In chapter 10, Augustine argues that the righteous and godly do not actually lose anything of value when they lose their goods: “They lost all they had. Their faith? Their godliness? The goods of the inward man who is rich before God? These are the riches of the Christians….” In reality, they have gained more than they lost, because of the net gain to their souls. If they loved riches then they (should) have learned their sin in loving them. If they never really loved riches then they gained spiritual benefits – encouragement from God, growth in faithfulness, more certainty in their resolve to reject love of wealth. God uses suffering to the good of those who love Him.

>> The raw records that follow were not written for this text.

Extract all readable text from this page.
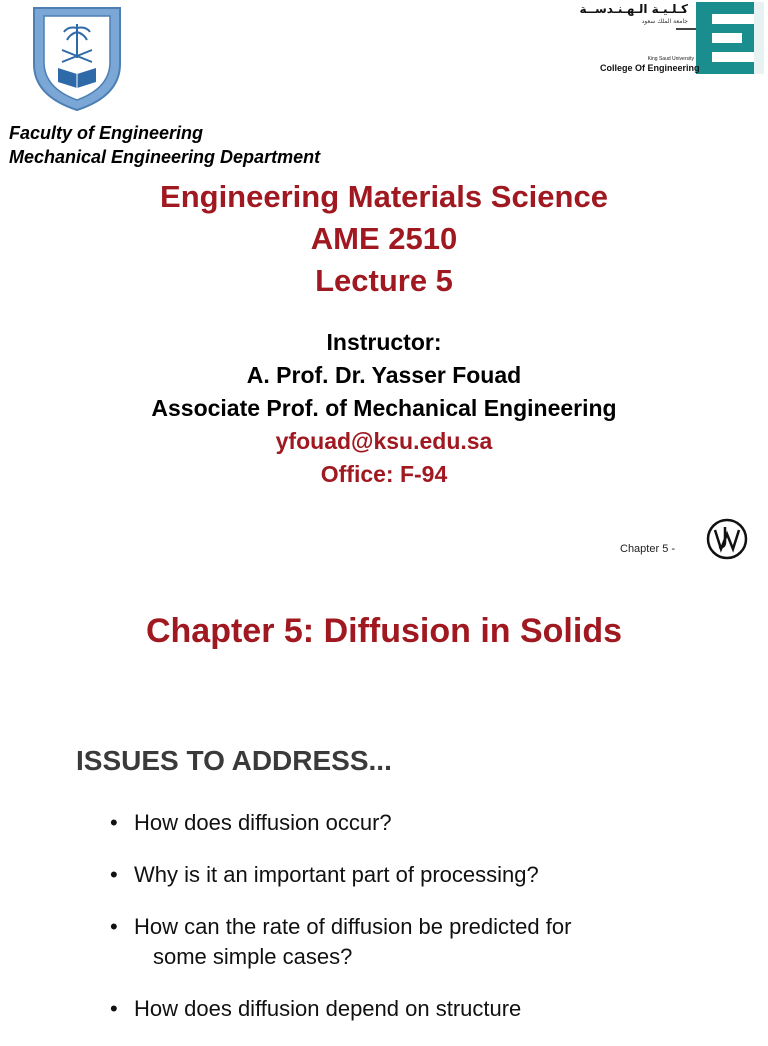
كـلـيـة الـهـنـدســة
جامعة الملك سعود
King Saud University
College Of Engineering
Faculty of Engineering
Mechanical Engineering Department
Engineering Materials Science
AME 2510
Lecture 5
Instructor:
A. Prof. Dr. Yasser Fouad
Associate Prof. of Mechanical Engineering
yfouad@ksu.edu.sa
Office: F-94
Chapter 5 -
Chapter 5: Diffusion in Solids
ISSUES TO ADDRESS...
• How does diffusion occur?
• Why is it an important part of processing?
• How can the rate of diffusion be predicted for
some simple cases?
• How does diffusion depend on structure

We Protestants have a fairly obvious complaint from chapter 9 – Augustine categorizes married folks as clearly weaker Christians. He’s not making a full argument, so I won’t get into the whole discussion here. I would just want to note that it’s not clear to me that married people are clearly weaker Christians. Two notes: first, it’s also not clear to me that single folks are clearly weaker Christians, as our Protestant culture seems to think. We live as though we believe this. Single, chaste Christians have important gifts to offer and I hope that our overcorrection to the Medieval Catholic position is swinging back to a better appreciation for the gifts of singleness. Second, I am convicted by Augustine’s language here – I do make decisions in order to please my wife or to bless my kids because I love this present life more than I should. I want to please them, sometimes more than I want to please God. God, save me from my sinful love of this life and from any love that I put above my love for You.